Les jurés avaient aquitté le 19 février les complices présumés du meurtre de la célèbre journaliste russe, après trois mois d’un procès qui n’avait pas permis de faire la lumière sur les motifs du crime ni sur l’identité du commanditaire.

Les deux frères tchétchènes Djabraïl et Ibraguim Makhmoudov étaient soupçonnés d’avoir surveillé les déplacements de Mme Politkovskaïa et d’avoir conduit sur les lieux du crime le tueur présumé, leur frère Roustam qui n’a jamais été arrêté.
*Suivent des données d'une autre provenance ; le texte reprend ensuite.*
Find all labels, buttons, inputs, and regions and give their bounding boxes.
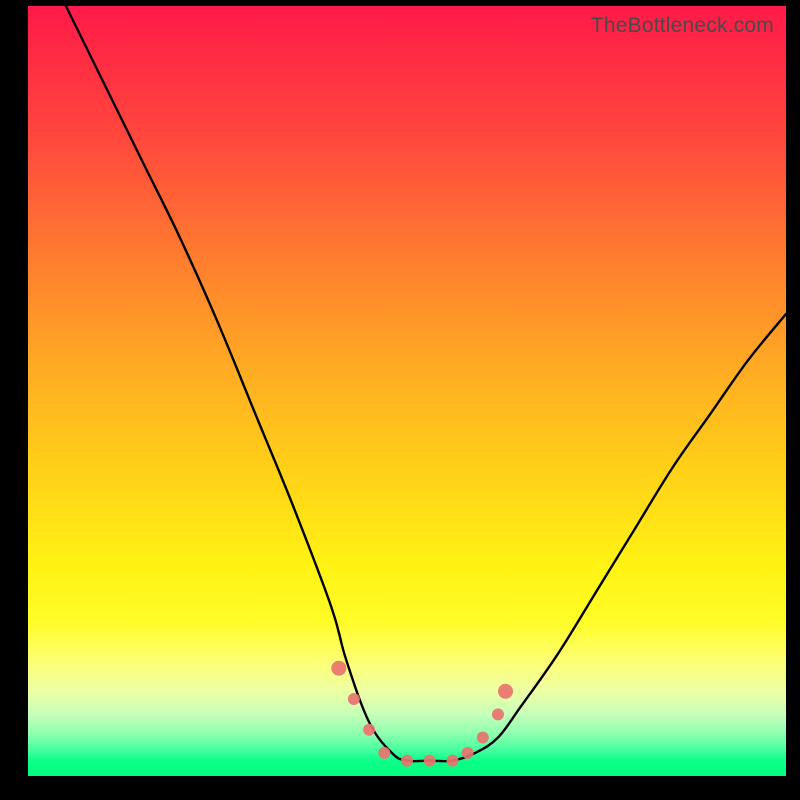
curve-marker	[348, 693, 360, 705]
curve-marker	[492, 708, 504, 720]
chart-plot-area: TheBottleneck.com	[28, 6, 786, 776]
curve-marker	[498, 684, 513, 699]
bottleneck-curve	[28, 0, 786, 761]
curve-marker	[462, 747, 474, 759]
curve-marker	[424, 755, 436, 767]
curve-marker	[378, 747, 390, 759]
curve-marker	[477, 732, 489, 744]
marker-group	[331, 661, 513, 767]
bottleneck-curve-svg	[28, 6, 786, 776]
curve-marker	[363, 724, 375, 736]
curve-marker	[447, 755, 459, 767]
curve-marker	[331, 661, 346, 676]
curve-marker	[401, 755, 413, 767]
chart-frame: TheBottleneck.com	[0, 0, 800, 800]
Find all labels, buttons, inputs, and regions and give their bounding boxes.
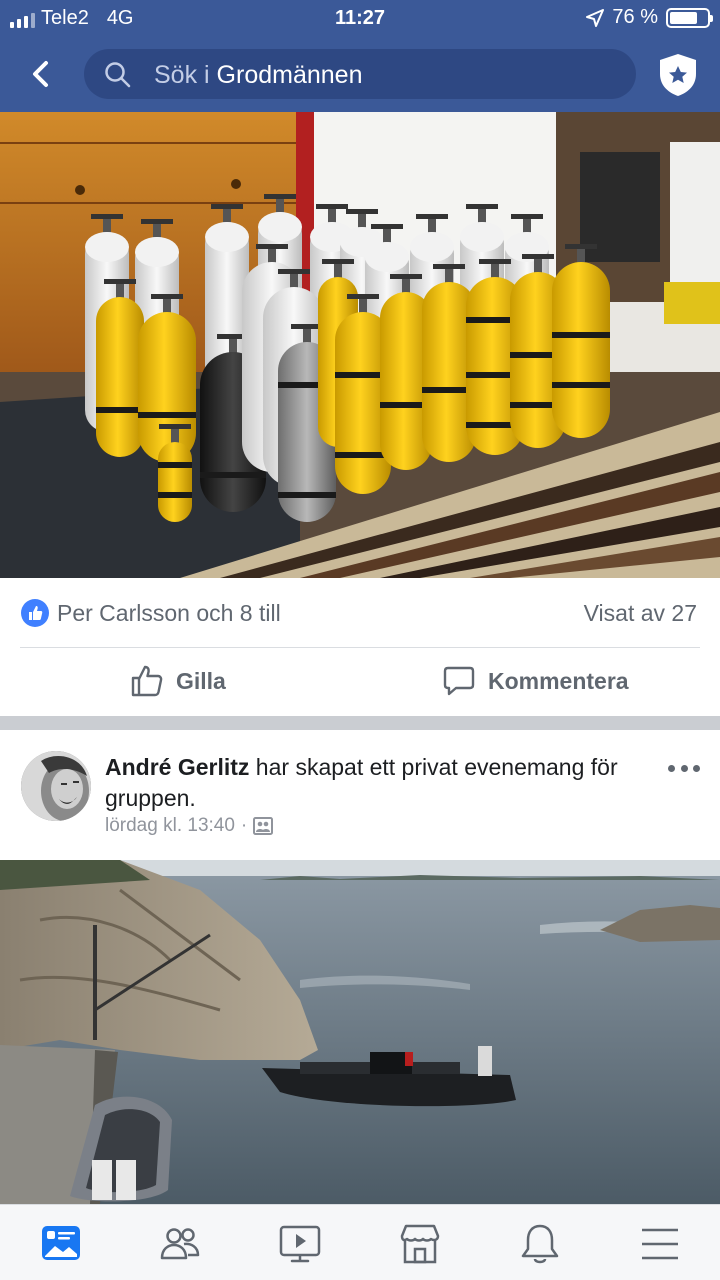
- tab-friends[interactable]: [158, 1222, 202, 1266]
- post-headline: André Gerlitz har skapat ett privat even…: [105, 752, 645, 814]
- comment-label: Kommentera: [488, 667, 629, 694]
- battery-percent: 76 %: [612, 6, 658, 28]
- battery-icon: [666, 7, 713, 28]
- thumbs-up-icon: [131, 665, 163, 697]
- like-label: Gilla: [176, 667, 226, 694]
- comment-button[interactable]: Kommentera: [442, 664, 629, 698]
- notifications-icon: [521, 1224, 559, 1264]
- chevron-left-icon: [33, 61, 48, 87]
- post-timestamp[interactable]: lördag kl. 13:40: [105, 815, 235, 837]
- admin-tools-button[interactable]: [656, 52, 700, 98]
- top-bar: Sök i Grodmännen: [0, 36, 720, 112]
- post-meta: lördag kl. 13:40 ·: [105, 815, 274, 837]
- event-post: André Gerlitz har skapat ett privat even…: [0, 730, 720, 860]
- marketplace-icon: [400, 1224, 440, 1264]
- post-photo-dive-tanks[interactable]: [0, 112, 720, 578]
- reactions-row[interactable]: Per Carlsson och 8 till Visat av 27: [0, 578, 720, 648]
- search-placeholder: Sök i Grodmännen: [154, 61, 363, 89]
- meta-separator: ·: [240, 815, 248, 836]
- friends-icon: [160, 1228, 200, 1260]
- dive-tank: [552, 244, 610, 438]
- like-reaction-icon: [21, 599, 49, 627]
- comment-bubble-icon: [443, 666, 475, 696]
- back-button[interactable]: [22, 54, 62, 94]
- avatar[interactable]: [21, 751, 91, 821]
- status-bar: Tele2 4G 11:27 76 %: [0, 0, 720, 36]
- bottom-tab-bar: [0, 1204, 720, 1280]
- search-icon: [105, 62, 131, 88]
- shield-star-icon: [660, 54, 696, 96]
- post-photo-sea-boats[interactable]: [0, 860, 720, 1204]
- post-actions: Gilla Kommentera: [0, 648, 720, 716]
- more-options-button[interactable]: [668, 756, 700, 780]
- tab-marketplace[interactable]: [398, 1222, 442, 1266]
- dive-tanks-image: [0, 112, 720, 578]
- group-search-input[interactable]: Sök i Grodmännen: [84, 49, 636, 99]
- tab-watch[interactable]: [278, 1222, 322, 1266]
- author-name[interactable]: André Gerlitz: [105, 754, 249, 780]
- group-icon: [253, 817, 274, 835]
- reactors-summary[interactable]: Per Carlsson och 8 till: [57, 600, 281, 627]
- tab-news-feed[interactable]: [39, 1222, 83, 1266]
- dive-tank: [96, 279, 144, 457]
- tab-notifications[interactable]: [518, 1222, 562, 1266]
- location-icon: [586, 8, 605, 27]
- group-name: Grodmännen: [216, 61, 363, 89]
- sea-boats-image: [0, 860, 720, 1204]
- like-button[interactable]: Gilla: [130, 664, 226, 698]
- news-feed-icon: [42, 1226, 80, 1260]
- menu-icon: [642, 1228, 678, 1260]
- watch-icon: [279, 1225, 321, 1263]
- tab-menu[interactable]: [638, 1222, 682, 1266]
- feed-separator: [0, 716, 720, 730]
- seen-by-count[interactable]: Visat av 27: [584, 600, 697, 627]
Un ancien policier, Sergueï Khadjikourbanov, soupçonné d’avoir organisé la logistique de l’assassinat, avait alors aussi été acquitté.

Le verdict avait été critiqué par des organisations de défense des droits de l’Homme et des institutions européennes.

Anna Politkovskaïa, l’une des rares journalistes russes à avoir dénoncé les atteintes aux droits de l’Homme lors du conflit en Tchétchénie, a été tuée par balles en octobre 2006 dans le hall de son immeuble à Moscou.